The staff of Rep. Fernand St. Germain has compiled a list of 42 examples of interlocking boards of directors between banks and insurance companies. In some instances, a bank and an insurance company have several directors on each other's boards, according to the staff. Among the examples of interlocks:

Prudential Insurance Co., the country's biggest with assets of $39 billion, is interlocked with eight different banking institutions, including three of the ten largest banks.

Metropolitan Life Insurance Co., No. 2 with $35 billion of assets, is interlocked with 9 different banks, including 5 of the country's biggest - Citibank, Chase Manhattan, Morgan Guaranty Trust, Chemical Bank, First National of Chicago.

Equitable Life Assurance Society, the nation's third largest Insurance company with assets of $19 billion is interlocked with Citibank, Chase Manhattan, Chemical and Continental Illinois Bank, among others.

John Hancock Life Insurance Co. has five officers and directors on the board of First National Bank of Boston.
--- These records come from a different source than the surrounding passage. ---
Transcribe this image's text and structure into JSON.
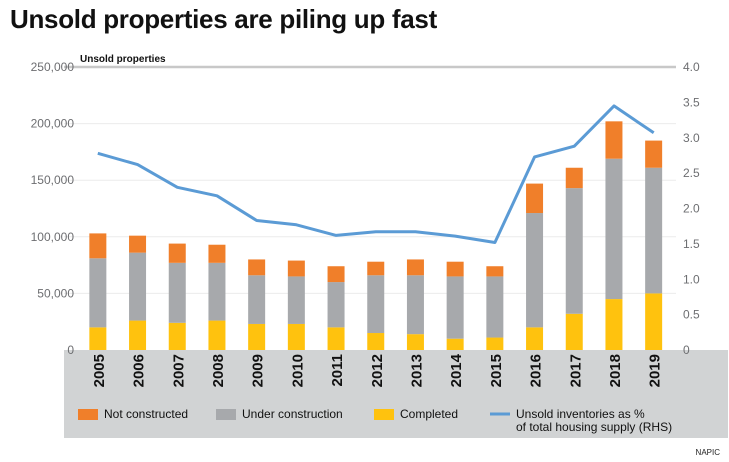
{
  "chart_data": {
    "type": "bar",
    "title": "Unsold properties are piling up fast",
    "subtitle": "Unsold properties",
    "categories": [
      "2005",
      "2006",
      "2007",
      "2008",
      "2009",
      "2010",
      "2011",
      "2012",
      "2013",
      "2014",
      "2015",
      "2016",
      "2017",
      "2018",
      "2019"
    ],
    "series": [
      {
        "name": "Completed",
        "type": "bar",
        "stack": "units",
        "color": "#FFC20E",
        "values": [
          20000,
          26000,
          24000,
          26000,
          23000,
          23000,
          20000,
          15000,
          14000,
          10000,
          11000,
          20000,
          32000,
          45000,
          50000
        ]
      },
      {
        "name": "Under construction",
        "type": "bar",
        "stack": "units",
        "color": "#A7A9AC",
        "values": [
          61000,
          60000,
          53000,
          51000,
          43000,
          42000,
          40000,
          51000,
          52000,
          55000,
          54000,
          101000,
          111000,
          124000,
          111000
        ]
      },
      {
        "name": "Not constructed",
        "type": "bar",
        "stack": "units",
        "color": "#F07F2A",
        "values": [
          22000,
          15000,
          17000,
          16000,
          14000,
          14000,
          14000,
          12000,
          14000,
          13000,
          9000,
          26000,
          18000,
          33000,
          24000
        ]
      },
      {
        "name": "Unsold inventories as % of total housing supply (RHS)",
        "type": "line",
        "axis": "right",
        "color": "#5B9BD5",
        "values": [
          2.78,
          2.62,
          2.3,
          2.18,
          1.83,
          1.77,
          1.62,
          1.67,
          1.67,
          1.61,
          1.52,
          2.73,
          2.88,
          3.45,
          3.07
        ]
      }
    ],
    "ylim": [
      0,
      250000
    ],
    "yticks": [
      "250,000",
      "200,000",
      "150,000",
      "100,000",
      "50,000",
      "0"
    ],
    "y2lim": [
      0,
      4.0
    ],
    "y2ticks": [
      "4.0",
      "3.5",
      "3.0",
      "2.5",
      "2.0",
      "1.5",
      "1.0",
      "0.5",
      "0"
    ],
    "legend": {
      "position": "bottom",
      "items": [
        {
          "label": "Not constructed",
          "color": "#F07F2A",
          "kind": "box"
        },
        {
          "label": "Under construction",
          "color": "#A7A9AC",
          "kind": "box"
        },
        {
          "label": "Completed",
          "color": "#FFC20E",
          "kind": "box"
        },
        {
          "label": "Unsold inventories as %",
          "label2": "of total housing supply (RHS)",
          "color": "#5B9BD5",
          "kind": "line"
        }
      ]
    },
    "source": "NAPIC"
  }
}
Aetna Life Insurance Co., No. 6 with assets of $10 billion, is interlocked with four banking institutions, including Citibank.
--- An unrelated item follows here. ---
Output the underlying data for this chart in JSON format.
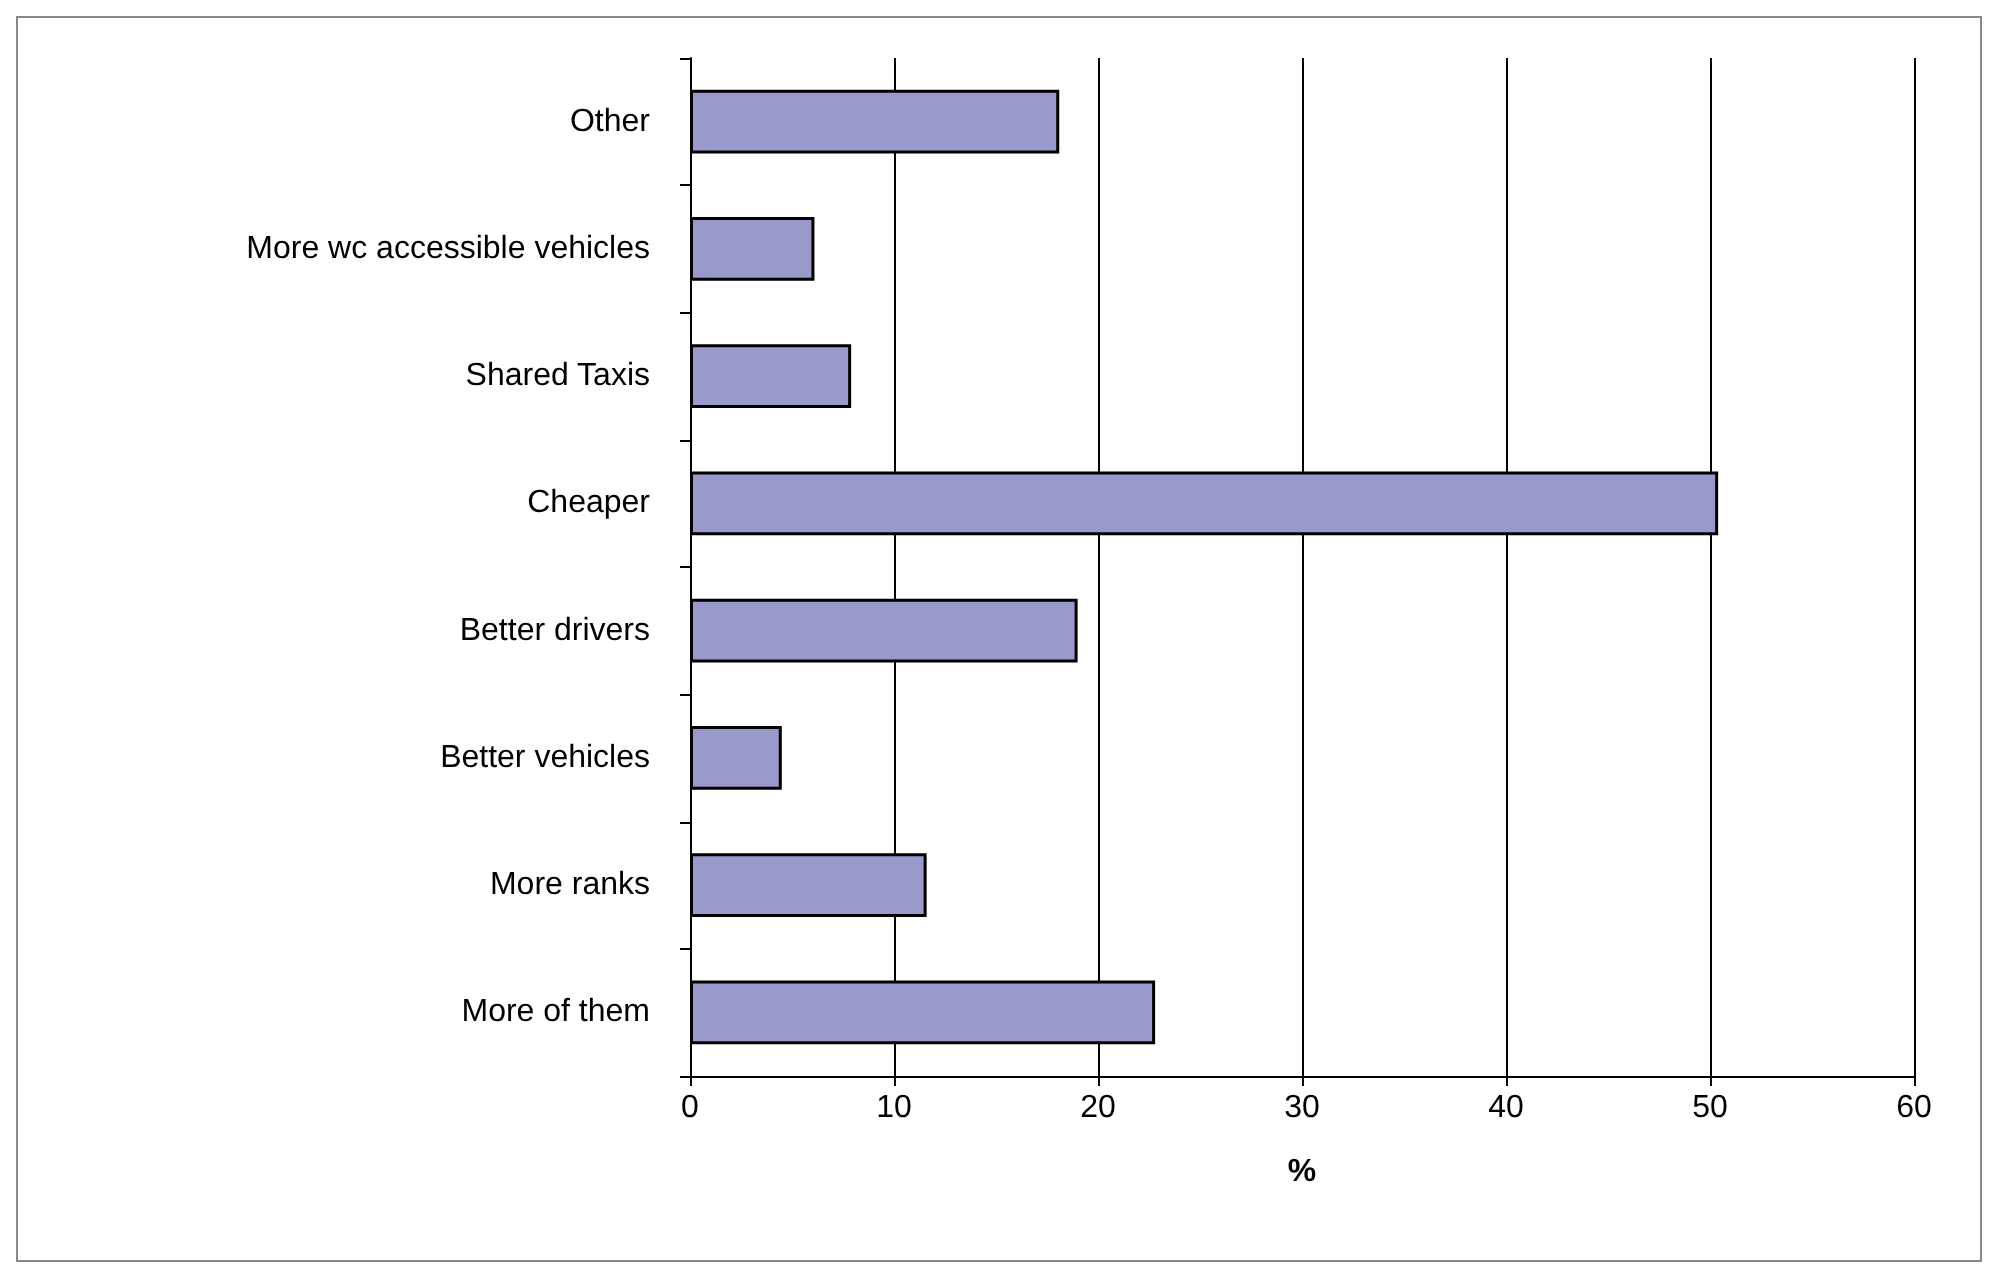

Connecticut General Life Insurance Corp. in Hartford, the country's eighth largest with $7 billion in assets, has three directors on the board of Connecticut Bank and Trust Co., a $1.4 billion Hartford institution.

Life Insurance Co. of Virginia, the nation's 47th largest insurance company, is interlocked with three large state banks - two director interlocks with United Virginia Bank, two with Central National Bank of Virginia, and one with Bank of Virginia Co.